What I'm Backing on Kickstarter:

What I'm Backing on Kickstarter:
After Winter Dark Campaign Setting

Sunday, January 10, 2010

A Few Words New Character Classes

I follow a handful of blogs and one of the ones I happen to follow is Save vs Poison.  Just the other day, I read a few comments on Dragon issue 109 (HERE) and I had completely forgotten about one of the feature articles on the magazine dealing with customizing/creating new character classes.  I find this particularly interesting since I just received TLG's Dwellers in the Darkness. an accessory that expands upon the Haunted Highlands by Casey Christofferson.  Now I am a great fan of Casey's work -- both with TLG as well as the work he did with Necromancer Games.  The material he has been doing for the Haunted Highlands series is fantastic with little rules options scattered here and there amongst the scenarios and setting information he writes.  This particular module is the sixth in the series and a third of the material is an assortment of new monsters, items, spells, a racial variant, and a new class.

The new class if the Conjurer and I think it is an interesting concept.  In some ways, it will remind you of the Sorcerer class from D&D 3.x since it has a form of spontaneous casting.  You still have to prepare a selection of spells but of those prepared, you can cast any number of them repeatedly up to the number of allotted spells the character has per day.  In exchange for this increased versatility, the character has a lower spell progression than a regular illusionist and uses the same experience point progression.  Seems reasonable doesn't it?

Unfortunately, the class gets a WHOLE LOT more.

Hitdice is a d6 instead of a d4... BtH is that of a cleric and the spell list used sources both from that of the wizard AND cleric.  The character can wear some armor and has a better weapon selection compared to a regular arcane spellcaster.

As I said, it is an interesting concept -- the reason why the class has access to clerical spells is because of the conjuration magic and the entities (demonic or angelic) they work with.  It looks like a fun and more importantly, a versatile class to play.  However, the reason why the EPP between the classes are varied is a recognition that all classes are not created equal so why try?  A rogue has a quick advancement rate compared to other classes for a reason.  A rogue's survivability in the front line is questionable and unlike the wizard won't have their power increase exponentially as they advance in levels.

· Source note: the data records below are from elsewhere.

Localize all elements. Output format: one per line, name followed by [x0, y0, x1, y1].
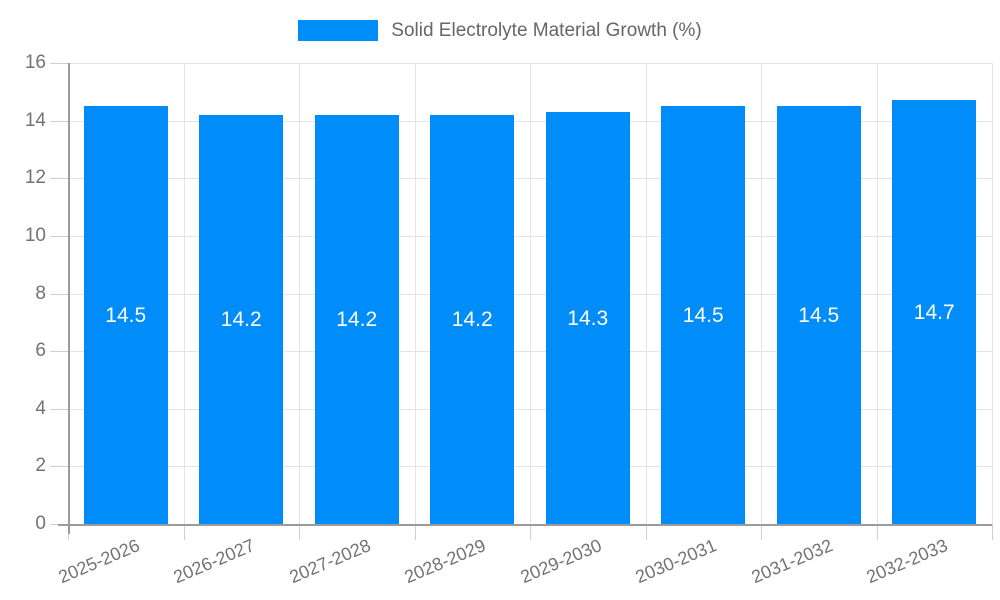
bar: [545, 111, 630, 524]
legend-swatch: [298, 20, 379, 41]
x-axis-tick: [761, 524, 762, 540]
y-axis-tick: [50, 120, 68, 122]
y-axis-tick: [50, 63, 68, 64]
bar-value-label: 14.3: [567, 306, 609, 330]
y-axis-tick-label: 4: [35, 397, 46, 419]
x-axis-category-label: 2027-2028: [286, 535, 374, 588]
y-axis-tick: [50, 466, 68, 468]
bar: [430, 114, 515, 524]
vertical-gridline: [992, 63, 993, 524]
x-axis-tick: [992, 524, 993, 540]
x-axis-tick: [414, 524, 416, 540]
horizontal-gridline: [68, 120, 992, 122]
x-axis-tick: [299, 524, 300, 540]
y-axis-tick: [50, 235, 68, 237]
horizontal-gridline: [68, 351, 992, 353]
legend-item[interactable]: Solid Electrolyte Material Growth (%): [298, 20, 702, 41]
bar-value-label: 14.2: [336, 308, 378, 332]
bar-value-label: 14.5: [105, 304, 147, 328]
y-axis-tick-label: 16: [24, 52, 46, 73]
bar-value-label: 14.7: [913, 301, 955, 325]
bar: [661, 106, 746, 524]
y-axis-tick-label: 8: [35, 282, 46, 304]
x-axis-category-label: 2030-2031: [632, 535, 720, 588]
x-axis-tick: [876, 524, 878, 540]
bar-value-label: 14.5: [798, 304, 840, 328]
legend-label: Solid Electrolyte Material Growth (%): [391, 20, 702, 41]
x-axis-tick: [645, 524, 647, 540]
y-axis-tick-label: 12: [24, 167, 46, 189]
horizontal-gridline: [68, 235, 992, 237]
x-axis-category-label: 2029-2030: [517, 535, 605, 588]
x-axis-category-label: 2028-2029: [401, 535, 489, 588]
y-axis-line: [68, 63, 70, 534]
y-axis-tick-label: 14: [24, 109, 46, 131]
x-axis-tick: [530, 524, 531, 540]
bar: [314, 114, 399, 524]
y-axis-tick: [50, 293, 68, 295]
x-axis-category-label: 2031-2032: [748, 535, 836, 588]
horizontal-gridline: [68, 466, 992, 468]
horizontal-gridline: [68, 178, 992, 180]
bar-value-label: 14.2: [220, 308, 262, 332]
y-axis-tick-label: 0: [35, 513, 46, 534]
y-axis-tick-label: 2: [35, 455, 46, 477]
chart-legend: Solid Electrolyte Material Growth (%): [0, 20, 1000, 41]
y-axis-tick: [50, 178, 68, 180]
x-axis-category-label: 2032-2033: [863, 535, 951, 588]
bar: [776, 106, 861, 524]
y-axis-tick: [50, 351, 68, 353]
bar: [199, 114, 284, 524]
y-axis-tick: [50, 408, 68, 410]
horizontal-gridline: [68, 408, 992, 410]
x-axis-tick: [183, 524, 185, 540]
y-axis-tick-label: 6: [35, 340, 46, 362]
horizontal-gridline: [68, 293, 992, 295]
bar-value-label: 14.2: [451, 308, 493, 332]
bar: [83, 106, 168, 524]
x-axis-line: [58, 524, 992, 526]
x-axis-category-label: 2026-2027: [170, 535, 258, 588]
bar-value-label: 14.5: [682, 304, 724, 328]
x-axis-category-label: 2025-2026: [55, 535, 143, 588]
bar: [892, 100, 977, 524]
y-axis-tick-label: 10: [24, 224, 46, 246]
horizontal-gridline: [68, 63, 992, 64]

A well played thief is fun and a welcome addition to the party but a badly played one will end up being very dead very quickly.  ;)

Now, while it is true that a game's balance lies largely within the hands of the gamemaster, someone just eyeballing the classes may realize that this new one doesn't sit right.  When compared to a to the wizard or illusionist, this one should probably advance a bit more slowly.  Fortunately, something like this isn't hard to fix.  Bumping the numbers a bit would be a solution or placing greater restrictions on the class would be another.  Restrictions can be easy to do if you decide to restrict access to the clerical spells which could a result of the limited powers of the entities the character deals with.  Exacting certain things such as special favors before granting certain spells could be another easy way to do it and I would recommend a CK think about this before allowing players to use the class.

Of course, I won't fault the writer and he is certainly not the worst offender when it comes to official C&C material.  In my view, that distinction goes to the Portal Keeper in the Tainted Lands.  I don't think that any of these new classes would really cause many problems in C&C much like the multitude of classes that became available for AD&D over the years weren't an issue either.

What is unfortunate is that, while there are (or were) guidelines that were maintained with the creation of the existing classes in the Player's Handbook for C&C, no thought seems to be given to this when putting out new material to support the game.  Some authors probably just take the EPP from the closest existing class.  Guidelines for this was supposed to be published but a product that deals with this sort of thing is yet to materialize.  In the meantime, it looks like we are left to our own devices.  At least we have some multiclassing guidelines presented in the latest printing of the PHB.

What is truly a shame was that there did exist a system that was created by deconstructing the various existing classes and their features.  It is no longer available.  The author of that document removed it due to concerns involving a NDA he signed during the development of Castles & Crusades.  I was fortunate to have looked through this system and, while it wasn't perfect, it is one of the best systems I have seen to create classes for C&C from scratch.  There are parts of the article from Dragon issue 109 that remind me of it too.